Thursday, August 6, 2020

'Tax Collector' fires familiar bullets

     Shia LaBeouf channels his inner psycho-killer in The Tax Collector, director David Ayer's immersive plunge into a part of the Los Angeles drug world populated by the city's Latinos. Playing a character known as the Creeper, LaBeouf puts on a scary face.  
     Creeper earns his living as the strong arm for the title character, a "tax collector" (Bobby Soto) who works for a  cartel. Soto’s David collects a share of all drug dealings in South Central. David lives by a code that's as unoriginal as the rest of the movie, something about love, family, loyalty, and honor. 
     You get the idea. It's possible to view The Tax Collector as a movie with a screenplay based almost entirely on tattoos.
      To create the movie’s gangsters-are-people-too ethos, David lives with his wife (Cinthya Carmona) and takes a strictly business approach to his work.  When he's not overseeing beatings or putting on his tough-guy pose, he lives like a normal person. 
     Things go smoothly for the movie's criminals until an aspiring new crime czar arrives in Los Angeles. Conejo (Jose Martin) wants to put David and Creeper under his thumb, which, of course, leads to major trouble, which means lots of bullets will fly and many bodies will hit the ground.
     Perhaps in a bow to equal opportunity, Ayers makes Conejo's major hit person a woman (Cheyenne Rae Hernandez).
     Ayer, who wrote the screenplay for Training Day and who directed Suicide Squad, knows his way around gangster jargon and his movie -- all gangsters all the time -- paints a portrait of South Central as a world unto itself. Too bad it feels more like a B-movie world than one  that might be found in real life.

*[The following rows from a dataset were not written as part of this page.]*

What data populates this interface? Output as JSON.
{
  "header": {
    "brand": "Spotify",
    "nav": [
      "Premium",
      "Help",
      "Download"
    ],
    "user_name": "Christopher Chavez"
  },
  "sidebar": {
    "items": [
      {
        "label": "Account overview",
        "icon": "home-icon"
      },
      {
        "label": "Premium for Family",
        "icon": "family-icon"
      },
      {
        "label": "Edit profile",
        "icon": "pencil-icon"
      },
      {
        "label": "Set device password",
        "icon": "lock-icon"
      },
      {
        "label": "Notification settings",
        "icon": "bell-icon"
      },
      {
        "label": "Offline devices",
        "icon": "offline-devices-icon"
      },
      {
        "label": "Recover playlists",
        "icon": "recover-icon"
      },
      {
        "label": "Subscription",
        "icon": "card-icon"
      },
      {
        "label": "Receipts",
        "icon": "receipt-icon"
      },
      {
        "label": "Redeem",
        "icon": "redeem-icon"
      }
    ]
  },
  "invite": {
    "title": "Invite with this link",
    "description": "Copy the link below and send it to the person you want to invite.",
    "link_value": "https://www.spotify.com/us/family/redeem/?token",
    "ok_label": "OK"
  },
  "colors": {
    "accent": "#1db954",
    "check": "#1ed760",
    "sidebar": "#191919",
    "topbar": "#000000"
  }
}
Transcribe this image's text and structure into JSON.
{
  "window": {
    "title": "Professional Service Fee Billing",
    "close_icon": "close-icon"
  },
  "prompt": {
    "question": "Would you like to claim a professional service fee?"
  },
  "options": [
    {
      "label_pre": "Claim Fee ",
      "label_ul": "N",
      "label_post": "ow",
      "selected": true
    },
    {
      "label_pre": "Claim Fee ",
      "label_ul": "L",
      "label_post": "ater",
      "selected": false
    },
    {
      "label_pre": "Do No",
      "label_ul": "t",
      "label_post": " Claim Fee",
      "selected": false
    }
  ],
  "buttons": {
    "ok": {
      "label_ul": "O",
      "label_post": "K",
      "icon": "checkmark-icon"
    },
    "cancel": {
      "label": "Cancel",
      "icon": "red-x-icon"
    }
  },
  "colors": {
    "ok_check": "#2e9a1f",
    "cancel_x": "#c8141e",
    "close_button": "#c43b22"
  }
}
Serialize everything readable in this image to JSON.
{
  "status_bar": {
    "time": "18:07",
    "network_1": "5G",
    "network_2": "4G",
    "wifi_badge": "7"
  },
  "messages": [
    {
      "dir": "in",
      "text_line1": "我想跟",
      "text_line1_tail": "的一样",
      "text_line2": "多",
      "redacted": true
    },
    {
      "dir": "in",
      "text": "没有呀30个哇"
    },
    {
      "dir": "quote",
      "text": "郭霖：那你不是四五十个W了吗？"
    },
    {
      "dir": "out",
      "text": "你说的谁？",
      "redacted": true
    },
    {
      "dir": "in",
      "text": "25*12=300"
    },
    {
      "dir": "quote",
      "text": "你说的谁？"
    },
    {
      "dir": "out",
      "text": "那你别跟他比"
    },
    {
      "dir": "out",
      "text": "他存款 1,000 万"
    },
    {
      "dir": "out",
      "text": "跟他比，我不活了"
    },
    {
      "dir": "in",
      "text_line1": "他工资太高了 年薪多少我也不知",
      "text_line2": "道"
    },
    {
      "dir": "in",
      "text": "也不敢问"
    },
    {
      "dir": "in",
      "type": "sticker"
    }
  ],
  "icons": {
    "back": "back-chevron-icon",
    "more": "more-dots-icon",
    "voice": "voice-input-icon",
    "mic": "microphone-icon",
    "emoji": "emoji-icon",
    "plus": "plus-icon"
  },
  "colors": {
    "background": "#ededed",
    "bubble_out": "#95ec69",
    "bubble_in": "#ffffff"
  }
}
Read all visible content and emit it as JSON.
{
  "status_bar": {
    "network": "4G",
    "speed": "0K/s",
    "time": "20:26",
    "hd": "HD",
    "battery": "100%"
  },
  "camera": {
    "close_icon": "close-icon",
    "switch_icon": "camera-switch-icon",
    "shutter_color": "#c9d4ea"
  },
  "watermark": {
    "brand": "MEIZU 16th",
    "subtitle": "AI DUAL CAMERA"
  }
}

     Among a group of guys who are up to no good, David stands out as a man who sometimes allows his decent impulses emerge. As the story unfolds, it becomes clear that David is a little guy among some big-time bad guys. He works for his uncle Louis (George Lopez). A mostly unseen mobster named Wizard presides over all of his. 
     Despite some religious references, Tax Collector makes its bones with action, violence and attitude.  Strong on performance and atmosphere, The Tax Collector takes us down a familiar blood-soaked road.
    Drugs. Money. Night clubs. Shoot-outs. Tragedy. Gang rivalries. Just another day at the movies.